Чтение онлайн

на главную - закладки

Жанры

Трактат о любви. Духовные таинства
Шрифт:
Как рано мог он лицемерить, Таить надежду, ревновать, Разуверять, заставить верить, Казаться мрачным, изнывать, Являться гордым и послушным, Внимательным иль равнодушным! Как томно был он молчалив, Как пламенно красноречив, В сердечных письмах как небрежен! Одним дыша, одно любя, Как он умел забыть себя! Как
взор его был быстр и нежен,
Стыдлив и дерзок, а порой Блистал послушною слезой! Как он умел казаться новым, Шутя невинность изумлять, Пугать отчаяньем готовым, Приятной лестью забавлять, Ловить минуту умиленья, Невинных лет предубежденья Умом и страстью побеждать, Невольной ласки ожидать, Молить и требовать признанья, Подслушать сердца первый звук, Преследовать любовь и вдруг Добиться тайного свиданья… И после ей наедине Давать уроки в тишине!

Думается, ни у кого не возникнет сомнения, что Пушкин, усвоивший стратегию любви на собственном богатом опыте, перечислил основные её приёмы вполне правдиво. Это не сатира, а реализм, такое поведение достаточно типично для пылающих «страстью нежной». А теперь скажите: где же здесь самопожертвование? Здесь нечто прямо противоположное – азартная охота на предмет этой страсти, который сам должен стать жертвой. А если жертва сопротивляется, охота превращается в настоящую войну, которую надо во что бы то ни стало выиграть, то есть одержать ту самую «победу». И это такая война, где не соблюдаются никакие Женевские конвенции, ибо победа должна быть одержана любыми средствами, включая самые аморальные и даже подлые: обман, ложь, притворство и тому подобное. Как же мог такой чуткий к понятиям человек, как Владимир Соловьёв, усмотреть в этом неблагородном поведении «перенесение всего жизненного интереса с себя на другого»? Тут, наоборот, всё подчинено собственному интересу; самоутверждающееся «я» пытается раздуться, как лягушка из басни, путём поглощения другого «я» и включения его в свой состав. И тут ведь не отговоришься тем, что это, дескать, не любовь, – по нормам человеческого языка, которые не нами придуманы, не нам их и отменять, влюблённость есть то состояние, которое прежде всего именуется любовью. И по своему личному опыту, и по наблюдениям за другими все прекрасно знают, как тираничны бывают влюблённые, какие повышенные требования предъявляют они к своим возлюбленным, как им всего от них мало; но стоит только начаться разговору о брачной любви в теоретическом плане, будто под действием гипноза люди начинают вторить Соловьёву: «Любовь – это преодоление эгоизма». В чём тут дело?

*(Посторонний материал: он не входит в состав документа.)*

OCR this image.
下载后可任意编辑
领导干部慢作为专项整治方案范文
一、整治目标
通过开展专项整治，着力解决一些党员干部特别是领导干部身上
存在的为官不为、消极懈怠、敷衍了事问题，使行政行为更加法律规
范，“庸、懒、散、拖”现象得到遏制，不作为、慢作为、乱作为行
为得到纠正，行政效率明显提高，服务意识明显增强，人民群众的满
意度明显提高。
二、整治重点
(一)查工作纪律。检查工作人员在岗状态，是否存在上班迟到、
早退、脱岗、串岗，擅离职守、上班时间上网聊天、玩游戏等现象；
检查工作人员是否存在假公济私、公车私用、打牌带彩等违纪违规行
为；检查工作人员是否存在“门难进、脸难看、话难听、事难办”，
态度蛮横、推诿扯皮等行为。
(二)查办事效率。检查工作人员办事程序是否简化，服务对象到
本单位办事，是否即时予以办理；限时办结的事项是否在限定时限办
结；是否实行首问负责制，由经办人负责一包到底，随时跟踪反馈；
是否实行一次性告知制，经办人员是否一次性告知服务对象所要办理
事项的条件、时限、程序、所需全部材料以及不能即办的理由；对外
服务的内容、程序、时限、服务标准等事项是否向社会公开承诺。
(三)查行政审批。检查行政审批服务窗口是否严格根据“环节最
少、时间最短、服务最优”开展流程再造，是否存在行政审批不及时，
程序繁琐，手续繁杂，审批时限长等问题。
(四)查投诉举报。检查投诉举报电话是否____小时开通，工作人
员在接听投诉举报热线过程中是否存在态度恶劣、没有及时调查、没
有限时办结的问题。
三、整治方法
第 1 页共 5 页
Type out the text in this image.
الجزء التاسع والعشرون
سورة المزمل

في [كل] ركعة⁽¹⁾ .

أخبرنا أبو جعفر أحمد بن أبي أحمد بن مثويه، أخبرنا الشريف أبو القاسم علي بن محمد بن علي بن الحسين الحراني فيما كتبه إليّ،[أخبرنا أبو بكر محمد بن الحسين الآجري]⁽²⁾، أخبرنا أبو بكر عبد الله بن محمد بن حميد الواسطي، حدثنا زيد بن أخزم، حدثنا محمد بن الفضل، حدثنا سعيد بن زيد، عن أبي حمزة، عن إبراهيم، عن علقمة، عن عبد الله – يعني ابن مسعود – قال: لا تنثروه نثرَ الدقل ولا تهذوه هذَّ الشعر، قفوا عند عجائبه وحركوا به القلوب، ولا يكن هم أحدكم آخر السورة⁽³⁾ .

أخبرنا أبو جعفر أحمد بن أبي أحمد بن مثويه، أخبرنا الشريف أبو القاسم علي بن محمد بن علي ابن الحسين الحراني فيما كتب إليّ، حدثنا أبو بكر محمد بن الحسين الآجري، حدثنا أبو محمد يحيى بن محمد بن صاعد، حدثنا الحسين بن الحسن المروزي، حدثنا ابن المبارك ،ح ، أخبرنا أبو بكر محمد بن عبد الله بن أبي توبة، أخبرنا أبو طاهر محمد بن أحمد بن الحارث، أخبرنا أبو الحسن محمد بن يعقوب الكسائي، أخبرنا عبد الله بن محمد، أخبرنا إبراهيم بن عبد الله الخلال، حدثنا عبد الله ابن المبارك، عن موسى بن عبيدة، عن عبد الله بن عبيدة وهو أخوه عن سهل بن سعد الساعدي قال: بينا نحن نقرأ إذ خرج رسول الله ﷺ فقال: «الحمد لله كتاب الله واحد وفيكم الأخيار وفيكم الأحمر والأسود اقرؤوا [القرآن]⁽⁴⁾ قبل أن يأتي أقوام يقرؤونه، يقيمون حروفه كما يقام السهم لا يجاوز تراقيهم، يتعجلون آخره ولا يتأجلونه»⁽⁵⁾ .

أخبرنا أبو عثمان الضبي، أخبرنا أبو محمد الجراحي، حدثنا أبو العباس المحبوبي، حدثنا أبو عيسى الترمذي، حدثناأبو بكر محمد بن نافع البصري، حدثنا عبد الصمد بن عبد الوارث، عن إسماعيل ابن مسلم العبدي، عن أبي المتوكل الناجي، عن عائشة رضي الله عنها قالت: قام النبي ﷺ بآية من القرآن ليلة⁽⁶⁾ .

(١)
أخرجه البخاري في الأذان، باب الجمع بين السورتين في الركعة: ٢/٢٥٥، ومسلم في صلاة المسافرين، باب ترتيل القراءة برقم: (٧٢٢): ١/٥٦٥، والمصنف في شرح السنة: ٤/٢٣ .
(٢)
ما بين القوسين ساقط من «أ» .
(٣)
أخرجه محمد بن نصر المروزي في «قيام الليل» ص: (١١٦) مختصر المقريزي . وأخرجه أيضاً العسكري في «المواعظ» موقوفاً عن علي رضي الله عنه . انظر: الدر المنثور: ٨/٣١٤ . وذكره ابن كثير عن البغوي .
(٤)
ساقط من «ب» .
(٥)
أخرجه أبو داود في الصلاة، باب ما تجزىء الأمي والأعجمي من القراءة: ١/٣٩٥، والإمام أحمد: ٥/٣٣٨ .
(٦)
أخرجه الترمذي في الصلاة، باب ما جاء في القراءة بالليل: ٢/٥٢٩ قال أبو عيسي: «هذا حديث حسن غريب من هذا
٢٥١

Здесь действительно срабатывает массовый гипноз такой силы, что ему почти невозможно противостоять, гипноз общепринятой идеологии. Это – повреждение общественного сознания, которое автоматически передаётся личным сознаниям. Где-то с XV века, когда в Европе началась апостасия – процесс отпадения человека от Бога, когда на место прежней картины мира, в центре которой помещался Бог, начала исподволь готовиться новая, с человеком в центре, – всё чаще и всё громче в литературе и искусстве стали воспевать влюблённость как высшее божественное чувство, и это воспевание в конце концов превратилось в культ брачной любви. По апостасийной логике это было абсолютно закономерно, ибо культ Христа, которым жили европейцы пятнадцать веков, не соответствовал уже новому мировоззрению и ему надо было найти замену. Ничего более подходящего, чем то возбуждение, которое было у Левина на катке и бывает у всех влюблённых в первые дни, не нашлось, и его сделали предметом культа. О том, что оно быстро проходит, намеренно забыли. Это привело к тому, что романы и повести о человеческих судьбах завершались вступлением преодолевших все препятствия героев в брак, ибо дальше любовная эйфория, заставлявшая их сдвигать горы, кончалась, и писать было не о чем. Не одно столетие просуществовала эта «усечённая» литература, вырывающая из всей судьбы человека очень кратковременный период, в котором усматривалось нечто возвышенное, и это возвышенное становилось предметом обожествления. А поскольку два разных типа сакральности не могут ужиться в обществе, прежняя сакральность, источником которой был Христос, начала отходить на задний план, что и требовалось Новому времени.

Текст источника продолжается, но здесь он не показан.